Choosing the appropriate type of data for machine learning algorithms is an important yet challenging task. According to [wang2019atmseer], it is crucial to select an optimal algorithm to solve each specific problem with to ensure optimal decision making. They combined experimental result and interviewed with domain experts. It is essential to know where we are, what are the challenges and what kind of data we have now. Further, what is the relationship among emerging data with respect to traditional and modern machine learning algorithms. Figure 8 presents the information to choose which algorithm are suitable, compatible and applicable given the specific type of data.
In figure 9, we have identified some of the publications in top venues. According to our investigation, few-shot learning is one of the most promising areas.
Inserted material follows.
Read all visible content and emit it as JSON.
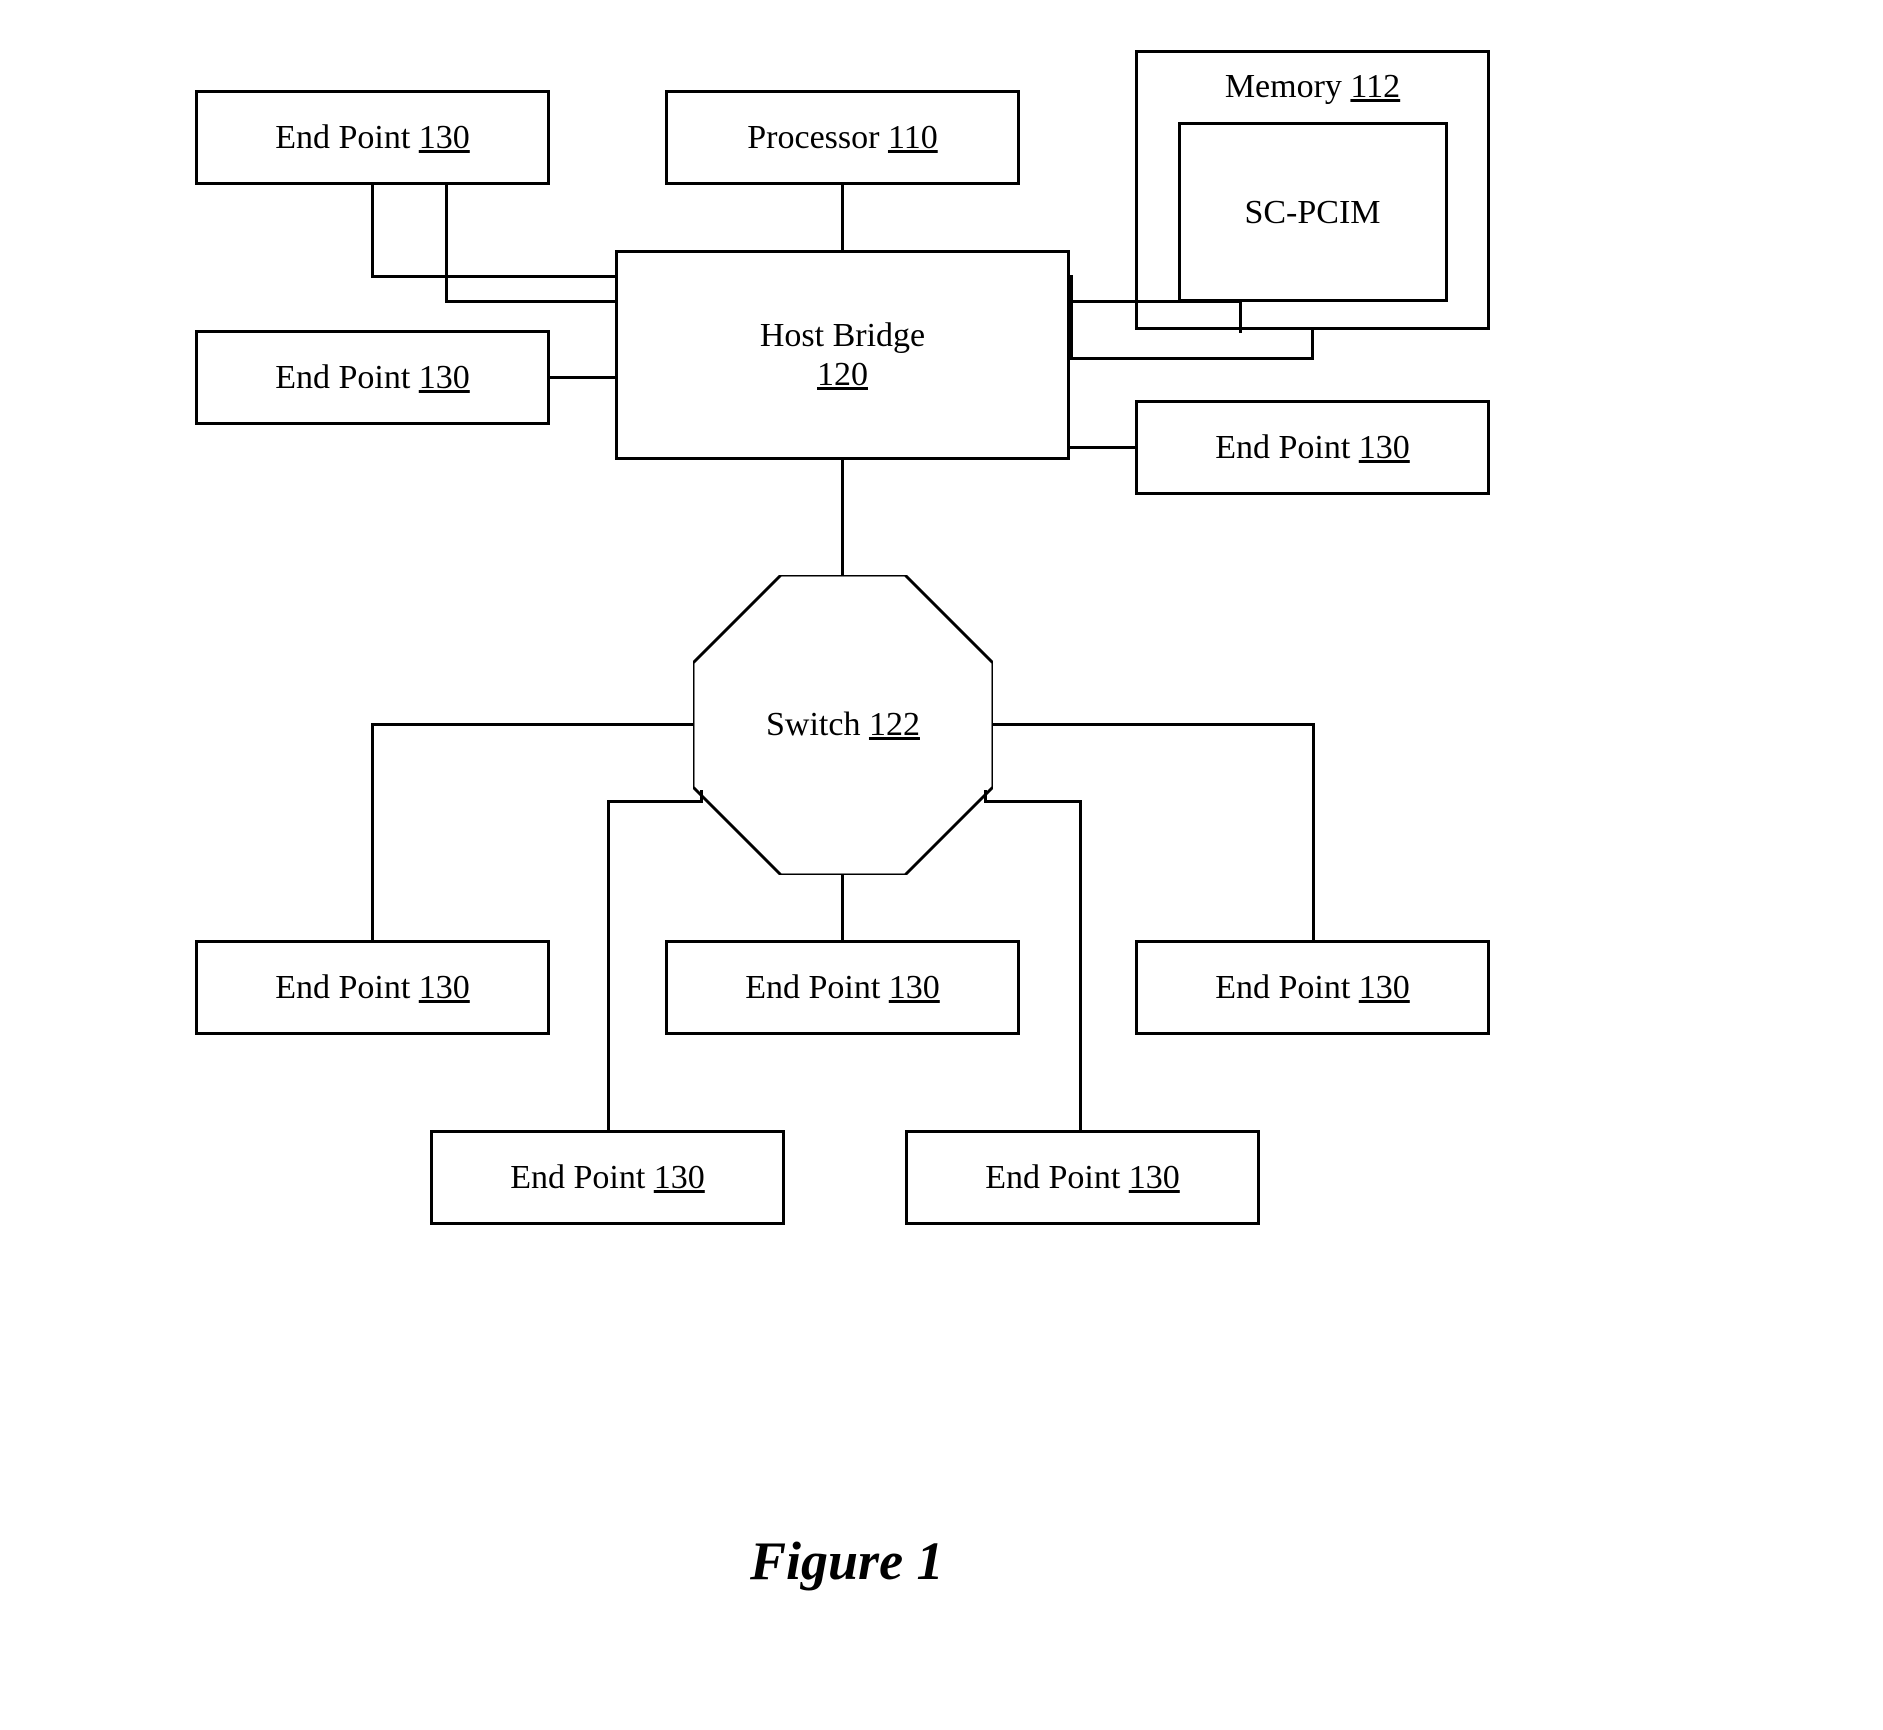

Optimizing algorithms to work with offline data is almost ubiquitous in each domain, such as engineering applications. The majority of studies have determined an optimal way to deal with large-scale problems. Advancing technologies have people provided data available wherever they have access to internet. Thus, it is critical to process continues data which is online and introduce an advance learning algorithm to help scientists to predict future properly. In this chapter, we addressed this problems and investigated an advanced machine learning algorithm to solve them optimally using MTL. MTL has three important categories which covers whole research studies have accomplished in this area. One model based, one metric based, one gradient decent based, which also known as optimization method. Further, MTL has three critical extension for emerging data and large-scale problems. The first one, few-shot learning which is practically worked on k-shots of training classes. The second extension is special type of few-shot learning which here we have only one-shot for each training classes. The last one but not the least one is zero-shot learning. Although decent work have been done using FSL and OSL, but ZSL is the promising extension of meta-learning where researchers have no idea about the new classes and no enough data available.